A lot of that has to do with the questions I like to ask people I meet for the first time. What follows are five of my favorite questions. See if any of these are useful at your next social event.
- What’s your favorite thing about the work you do?
This question is such a natural transition from (or substitute for) “What do you do for a living?” If you’re going to learn about what a person does for work, you might as well learn about what he likes best about it. And this question can help you to quickly get a sense of how enthusiastic or optimistic a person is by how easily he calls to mind the things he likes about the work he does.
- What’s your least favorite part of the work you do?
I like this question more for what it reveals about a person’s outlook than for the specific answers it yields. Is this person a complainer? Does he despise his terrible boss, horrible coworkers or clueless clients?
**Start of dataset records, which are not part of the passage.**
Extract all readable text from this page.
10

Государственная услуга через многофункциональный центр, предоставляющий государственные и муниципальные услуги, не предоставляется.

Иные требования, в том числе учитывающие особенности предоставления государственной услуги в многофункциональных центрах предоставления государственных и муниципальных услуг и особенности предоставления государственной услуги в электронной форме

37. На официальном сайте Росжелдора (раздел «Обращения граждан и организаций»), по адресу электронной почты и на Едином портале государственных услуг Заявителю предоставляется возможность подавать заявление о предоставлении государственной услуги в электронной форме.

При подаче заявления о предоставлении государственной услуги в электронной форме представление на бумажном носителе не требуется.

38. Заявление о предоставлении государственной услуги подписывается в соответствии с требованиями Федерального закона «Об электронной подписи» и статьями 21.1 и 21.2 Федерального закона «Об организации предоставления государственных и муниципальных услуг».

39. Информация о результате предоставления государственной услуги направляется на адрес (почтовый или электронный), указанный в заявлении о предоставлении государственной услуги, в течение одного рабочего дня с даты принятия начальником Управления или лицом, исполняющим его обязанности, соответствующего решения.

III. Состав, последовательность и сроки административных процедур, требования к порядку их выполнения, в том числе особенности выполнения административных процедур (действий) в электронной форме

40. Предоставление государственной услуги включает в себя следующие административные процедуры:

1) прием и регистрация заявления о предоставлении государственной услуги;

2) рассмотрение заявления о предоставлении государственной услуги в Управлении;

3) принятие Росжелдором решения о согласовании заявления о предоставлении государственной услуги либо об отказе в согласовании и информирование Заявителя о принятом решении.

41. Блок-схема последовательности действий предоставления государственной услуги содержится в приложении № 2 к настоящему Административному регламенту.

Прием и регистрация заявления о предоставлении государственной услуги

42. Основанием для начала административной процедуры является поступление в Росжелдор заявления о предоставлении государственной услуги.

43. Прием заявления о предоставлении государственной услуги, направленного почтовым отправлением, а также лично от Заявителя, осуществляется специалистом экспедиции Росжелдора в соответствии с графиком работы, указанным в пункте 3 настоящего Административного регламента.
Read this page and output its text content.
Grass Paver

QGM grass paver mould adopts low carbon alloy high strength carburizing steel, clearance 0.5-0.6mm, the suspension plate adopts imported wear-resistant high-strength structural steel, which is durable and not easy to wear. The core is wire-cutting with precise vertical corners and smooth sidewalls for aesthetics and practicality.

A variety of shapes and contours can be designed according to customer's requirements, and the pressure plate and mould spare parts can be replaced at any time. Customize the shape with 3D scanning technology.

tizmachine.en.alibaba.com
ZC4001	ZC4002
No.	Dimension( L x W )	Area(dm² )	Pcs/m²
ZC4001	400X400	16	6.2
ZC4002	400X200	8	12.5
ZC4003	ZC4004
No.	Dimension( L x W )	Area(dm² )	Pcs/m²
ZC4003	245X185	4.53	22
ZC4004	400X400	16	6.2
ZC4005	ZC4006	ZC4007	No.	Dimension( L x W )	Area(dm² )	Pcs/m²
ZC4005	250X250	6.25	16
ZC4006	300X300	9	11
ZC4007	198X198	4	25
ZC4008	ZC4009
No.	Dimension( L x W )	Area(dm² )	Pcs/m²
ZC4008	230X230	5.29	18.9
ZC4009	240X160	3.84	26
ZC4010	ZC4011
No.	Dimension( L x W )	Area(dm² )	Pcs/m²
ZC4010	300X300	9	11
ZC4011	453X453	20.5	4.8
You can learn a lot about a person’s disposition and character by the way he answers this question.
And, as a bonus, I guarantee that if you ask enough people this question, you will discover that things you do are the greatest source of irritation for them in their line of work.
- What are you currently reading?
I love this question because it can help to quickly discover a person’s interests, and for the obvious reason that it’s a way to find great books to read. A revealing follow-up question is, “Why did you choose to read that book?” And if you want to know what’s helped shape someone into the person they are today, try asking, “What books have had the greatest impact on your life?”
These questions confirm for me that few things have the power to impact the quality of your life like the people you surround yourself with and the books you read.
- What are you excited about right now?
This question can seem a bit strange, which is why I usually don’t open with it. Sometimes I think adults think they aren’t allowed to get excited about things. However, when you do get someone talking about things she’s excited about—an upcoming trip, a recent purchase, a promotion or graduation, or a hobby, collection or side project she’s passionate about—it’s such a great way to get to know her.
- What are your biggest challenges?
I like this question because it can reveal ways you can be of service to someone. Perhaps you have a skill or ability that could help someone solve a problem she’s facing, or maybe you know someone who does. And sometimes this question can help you to learn from other people’s experiences and avoid pitfalls that might otherwise trip you up.
Remember, successful people ask better questions. That’s as true in social settings and everyday interactions as it is in our major life decisions. If you haven’t already, think beforehand about the questions you ask people when you meet them. Then, view what you previously saw as meaningless chit chat as an opportunity to make new friends, learn something useful, and enjoy yourself. And help others to do the same.